Formée à l’école de la planification et des politiques publiques, Maferima Diarrassouba incarne un leadership discret mais structurant, au service de l’État et des territoires. Son parcours, qui traverse plusieurs décennies, révèle une constante : transformer des actifs publics complexes en leviers de performance, de transparence et de développement durable. Économiste de formation, dirigeante d’institutions stratégiques, elle évolue à l’intersection de la gestion, de la gouvernance et de l’intérêt général.
La SONAPIE, piloter le patrimoine immobilier de l’État
Depuis octobre 2022, Maferima Diarrassouba préside le Conseil d’administration de la Société Nationale de Gestion du Patrimoine Immobilier de l’État. À ce poste, elle intervient sur un champ sensible et stratégique : la valorisation, la gestion et la sécurisation du patrimoine immobilier public. Dans un contexte où la rationalisation des actifs de l’État devient un enjeu majeur de gouvernance, cette fonction exige à la fois une lecture économique fine, une maîtrise des mécanismes juridiques et une capacité à arbitrer dans la durée.
Gouvernance territoriale, servir le développement local
Parallèlement, son engagement au sein du Conseil régional de la Bagoué, en tant que 2ème Vice-Présidente depuis 2023, ancre son action dans les réalités territoriales. Cette responsabilité politique et administrative lui permet de relier les grandes orientations nationales aux besoins concrets des collectivités locales, en matière d’infrastructures, d’aménagement et de développement économique. Cette double lecture, nationale et locale, renforce la cohérence de son action publique.
La Société des Palaces de Cocody, diriger dans la durée
Avant ces fonctions, Maferima Diarrassouba marque durablement l’histoire de la Société des Palaces de Cocody. Elle y gravit tous les échelons de la direction, de Directrice générale adjointe à Directrice générale, qu’elle occupe pendant plus de dix ans. Cette longévité témoigne d’une capacité rare à piloter une entreprise publique dans un environnement exigeant, mêlant enjeux économiques, image institutionnelle et contraintes opérationnelles.
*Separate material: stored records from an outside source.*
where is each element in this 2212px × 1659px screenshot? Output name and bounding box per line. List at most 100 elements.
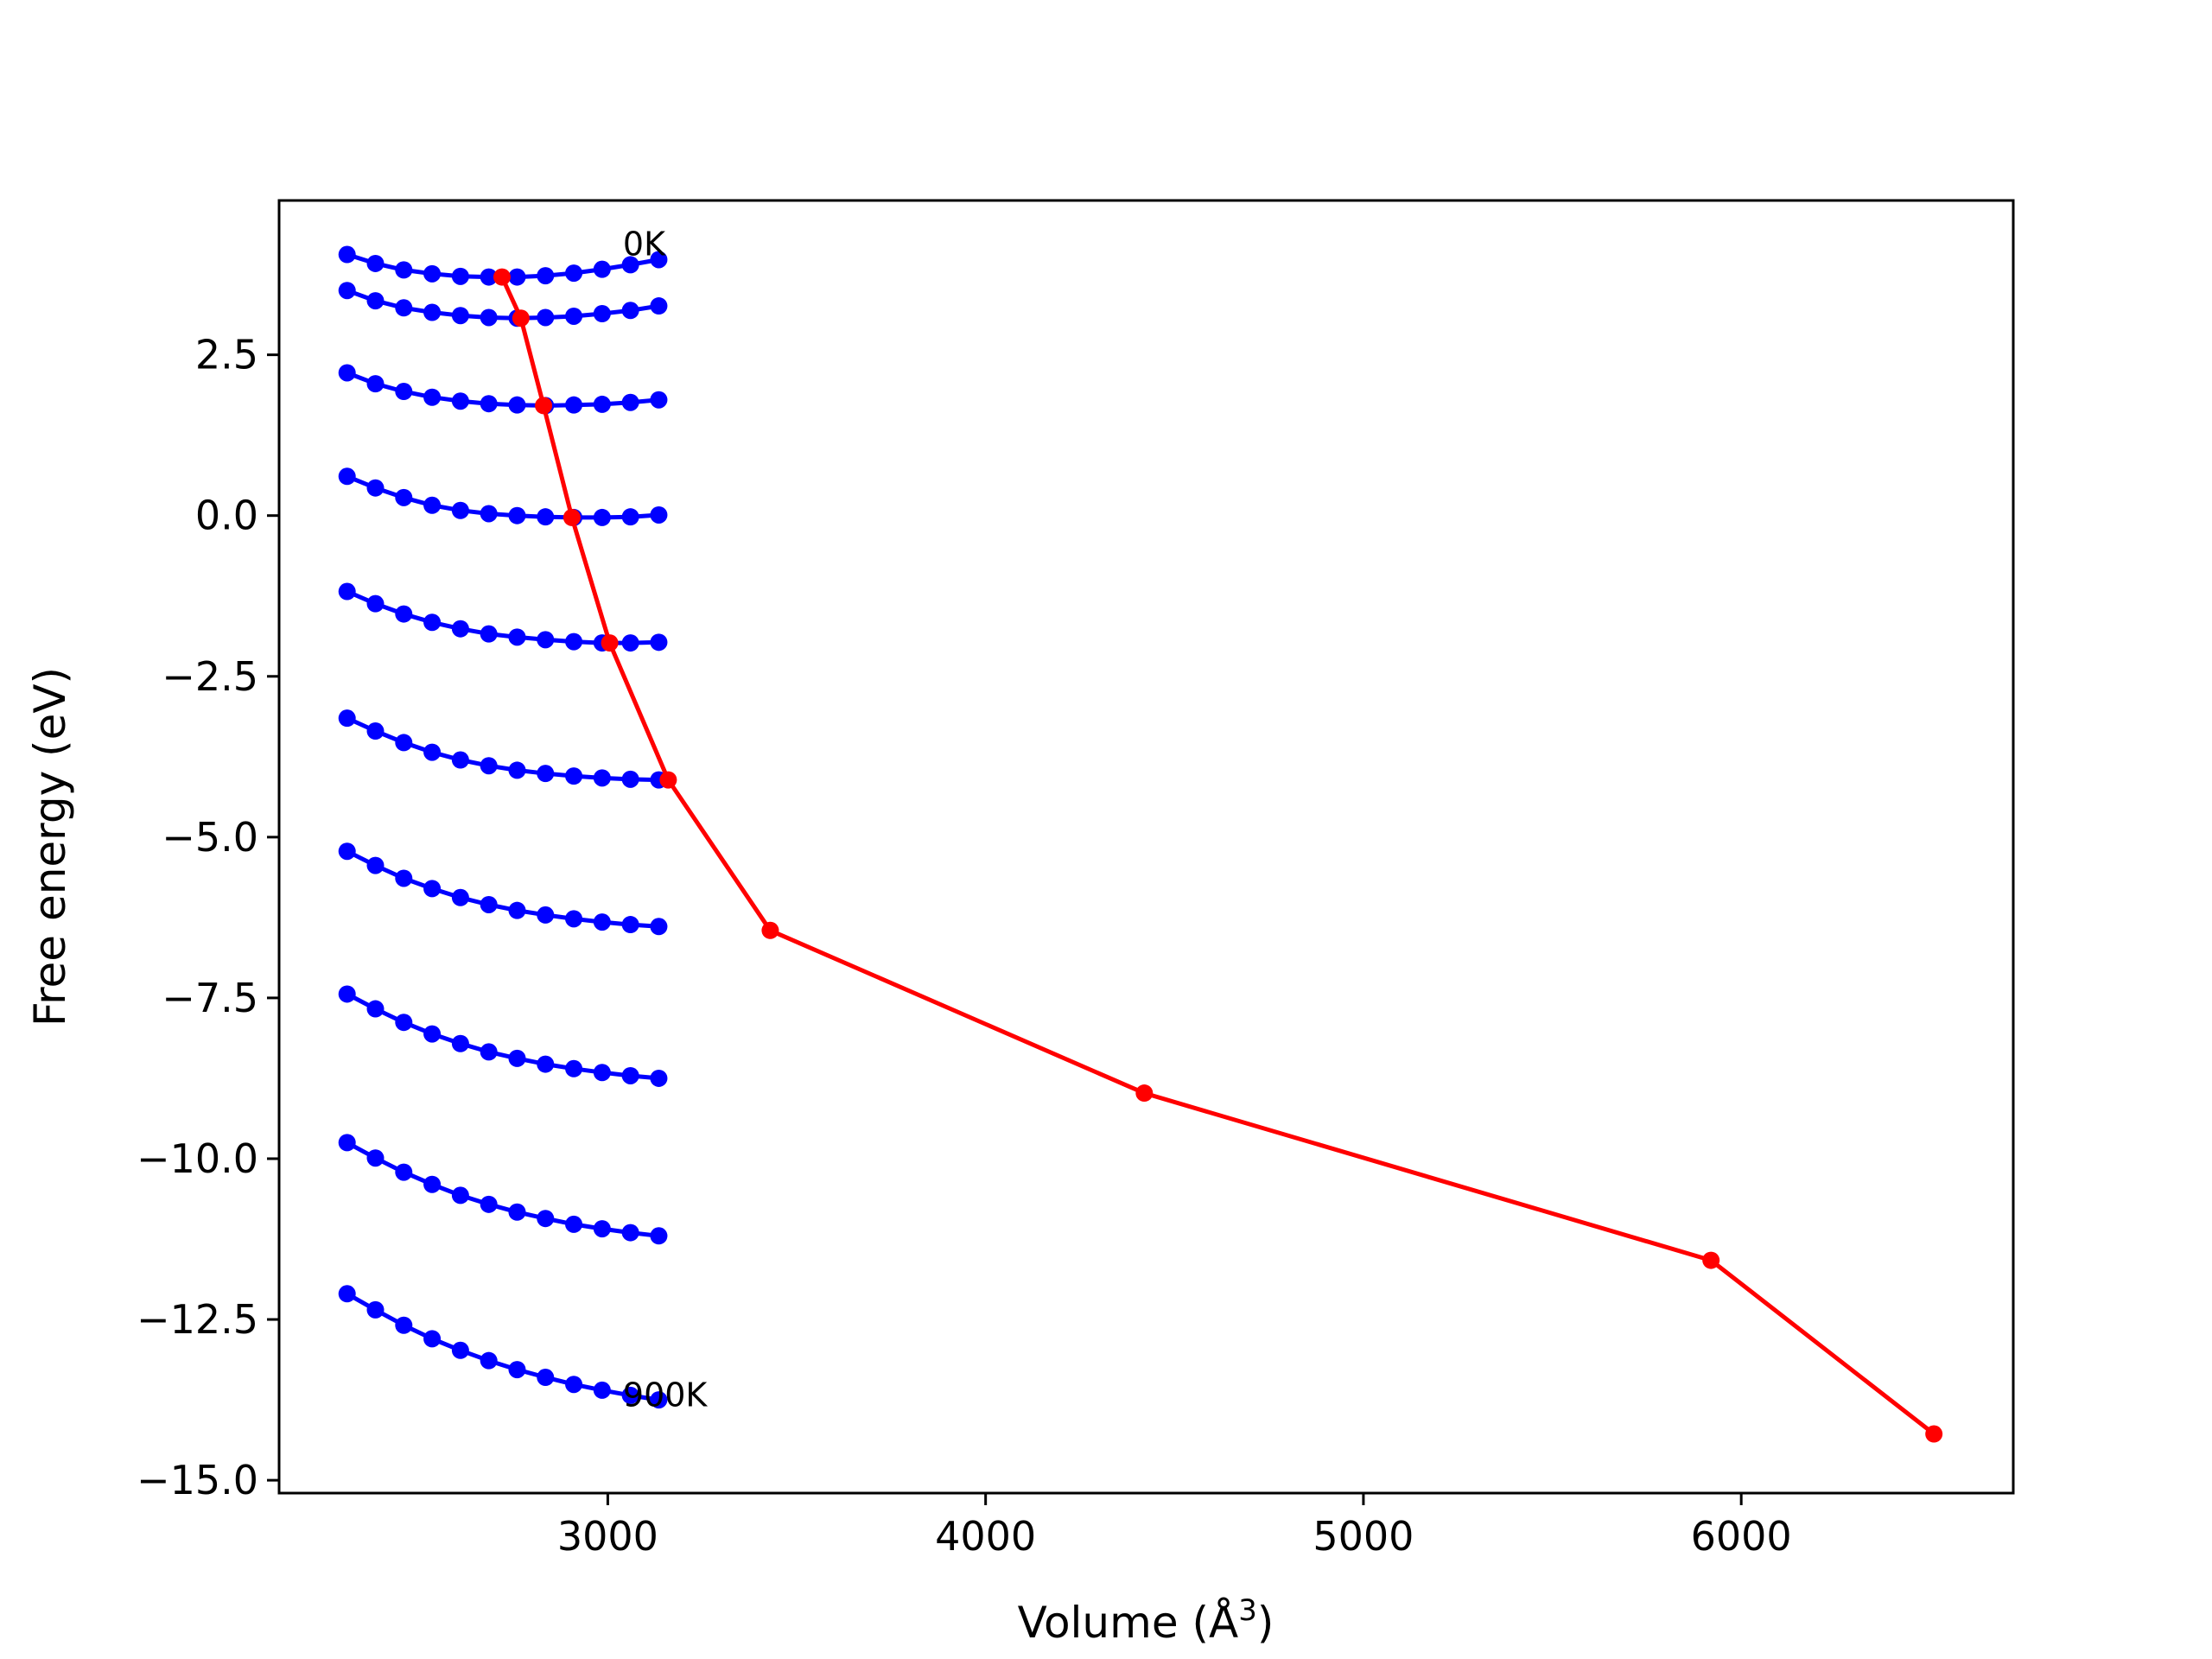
isotherm-point (451, 888, 469, 906)
isotherm-point (565, 632, 583, 651)
isotherm-point (593, 260, 611, 278)
minimum-path-point (493, 268, 511, 286)
isotherm-point (338, 245, 356, 264)
isotherm-point (565, 1215, 583, 1233)
isotherm-point (537, 765, 555, 783)
isotherm-point (423, 1025, 442, 1043)
isotherm-point (593, 1064, 611, 1082)
minimum-path-point (1925, 1425, 1943, 1443)
isotherm-point (593, 395, 611, 413)
isotherm-point (650, 1227, 668, 1245)
isotherm-point (366, 479, 385, 497)
isotherm-point (537, 1055, 555, 1073)
isotherm-point (395, 734, 413, 752)
isotherm-point (650, 297, 668, 315)
isotherm-point (593, 304, 611, 322)
isotherm-point (508, 1203, 526, 1221)
isotherm-point (451, 1186, 469, 1205)
isotherm-point (366, 254, 385, 272)
isotherm-point (480, 895, 498, 913)
isotherm-point (451, 1034, 469, 1052)
isotherm-point (338, 282, 356, 300)
isotherm-point (621, 393, 639, 411)
isotherm-point (565, 264, 583, 283)
isotherm-point (621, 256, 639, 274)
isotherm-point (565, 396, 583, 414)
isotherm-point (480, 1195, 498, 1213)
isotherm-point (565, 307, 583, 325)
isotherm-point (423, 1330, 442, 1348)
isotherm-point (537, 308, 555, 327)
minimum-path-point (1135, 1084, 1154, 1103)
plot-area: 0K 900K (338, 225, 1943, 1443)
isotherm-point (338, 842, 356, 861)
y-axis-label: Free energy (eV) (25, 667, 75, 1027)
isotherm-point (338, 985, 356, 1003)
isotherm-series-3 (338, 467, 668, 526)
isotherm-point (395, 261, 413, 279)
isotherm-point (366, 292, 385, 310)
minimum-path-point (601, 634, 619, 652)
isotherm-point (338, 709, 356, 728)
minimum-path-point (1702, 1251, 1720, 1269)
isotherm-point (366, 1000, 385, 1018)
isotherm-point (338, 467, 356, 486)
isotherm-point (480, 1351, 498, 1370)
y-tick-label: −15.0 (137, 1457, 258, 1503)
isotherm-point (395, 1014, 413, 1032)
isotherm-point (480, 1043, 498, 1061)
tick-layer: 3000 4000 5000 6000 2.5 0.0 −2.5 −5.0 −7.5 −10.0 −… (137, 332, 1792, 1560)
isotherm-point (423, 880, 442, 898)
isotherm-point (366, 1300, 385, 1319)
isotherm-point (537, 631, 555, 649)
isotherm-series-5 (338, 709, 668, 789)
y-tick-label: 2.5 (195, 332, 258, 378)
isotherm-point (508, 506, 526, 524)
isotherm-point (480, 625, 498, 643)
isotherm-point (395, 299, 413, 317)
isotherm-point (621, 634, 639, 652)
y-tick-label: −7.5 (162, 975, 258, 1021)
isotherm-point (480, 268, 498, 286)
isotherm-point (423, 303, 442, 321)
isotherm-point (508, 396, 526, 414)
isotherm-point (621, 508, 639, 526)
isotherm-point (621, 770, 639, 788)
minimum-path-point (563, 508, 581, 526)
isotherm-point (565, 767, 583, 785)
isotherm-point (565, 1376, 583, 1394)
isotherm-point (621, 1066, 639, 1084)
isotherm-point (650, 251, 668, 269)
isotherm-point (423, 743, 442, 761)
isotherm-point (395, 488, 413, 506)
isotherm-point (537, 1210, 555, 1228)
isotherm-point (593, 1220, 611, 1238)
minimum-path-point (761, 921, 779, 939)
isotherm-point (451, 307, 469, 325)
isotherm-point (423, 613, 442, 632)
isotherm-point (508, 761, 526, 779)
isotherm-point (565, 910, 583, 928)
isotherm-point (451, 392, 469, 410)
isotherm-point (451, 620, 469, 638)
isotherm-point (366, 594, 385, 613)
isotherm-point (395, 1163, 413, 1181)
isotherm-series-9 (338, 1285, 668, 1409)
isotherm-point (508, 901, 526, 919)
isotherm-point (621, 302, 639, 320)
x-tick-label: 5000 (1313, 1513, 1414, 1560)
y-tick-label: −10.0 (137, 1135, 258, 1182)
axes-frame (277, 199, 2015, 1495)
temperature-annotation: 900K (623, 1376, 709, 1414)
isotherm-point (650, 505, 668, 524)
x-tick-label: 4000 (935, 1513, 1036, 1560)
minimum-path-point (512, 309, 530, 327)
isotherm-point (451, 1341, 469, 1359)
isotherm-point (480, 308, 498, 327)
y-tick-label: 0.0 (195, 493, 258, 539)
minimum-path-point (659, 771, 677, 789)
isotherm-point (508, 268, 526, 286)
isotherm-point (366, 722, 385, 741)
Diriger une structure emblématique de l’hôtellerie publique à Abidjan suppose une maîtrise fine des équilibres financiers, du management des équipes et de la relation avec l’État actionnaire. Son passage à la tête de la SPDC illustre une gouvernance fondée sur la stabilité et la performance.
Conseils d’administration, l’influence par la supervision
Son rôle de membre du Conseil d’administration de la Société Ivoirienne de Raffinage pendant plusieurs années confirme son positionnement dans les secteurs stratégiques de l’économie ivoirienne. À ce niveau, l’influence ne passe pas par l’exécution quotidienne, mais par la supervision, l’orientation stratégique et le contrôle. Cette expérience renforce son profil de dirigeante capable de lire des secteurs complexes et fortement capitalistiques.
Banque mondiale et eau, une expertise panafricaine
Plus tôt dans sa carrière, Maferima Diarrassouba évolue au sein de programmes de la Banque mondiale, notamment dans le secteur de l’eau et de l’assainissement. En tant que Directrice administrative et financière puis Directrice générale adjointe du Water Utility Partnership, elle participe au renforcement des capacités des sociétés d’eau en Afrique. Cette dimension panafricaine de son parcours l’expose aux enjeux de financement, de gouvernance et de durabilité des services publics essentiels.
Le BNETD, l’école de la planification et des projets
Son socle professionnel se construit au Bureau National d’Études Techniques et de Développement, où elle passe près de vingt ans comme économiste chargée d’études de projets. Cette période forge une expertise profonde en analyse économique, en montage de projets et en évaluation des politiques publiques. Elle y acquiert une compréhension fine des cycles longs, des investissements structurants et des impacts socio-économiques.
Une figure féminine de la gouvernance d’État
Dans un univers longtemps dominé par des profils masculins, Maferima Diarrassouba s’impose par la compétence, la constance et la maîtrise des dossiers. Son parcours démontre que le leadership féminin dans la sphère publique africaine s’exerce souvent loin des projecteurs, mais avec un impact durable sur les institutions, les actifs et les territoires.
Ce que son parcours enseigne
À travers ses responsabilités, Maferima Diarrassouba rappelle que gouverner, c’est structurer dans le temps. Valoriser le patrimoine public, superviser des entreprises stratégiques, accompagner les collectivités et piloter des politiques sectorielles exigent une vision de long terme, une rigueur économique et une éthique de service. Son itinéraire s’inscrit pleinement dans la mission d’Ellegagne.com : mettre en lumière les femmes qui façonnent l’excellence institutionnelle et économique en Afrique.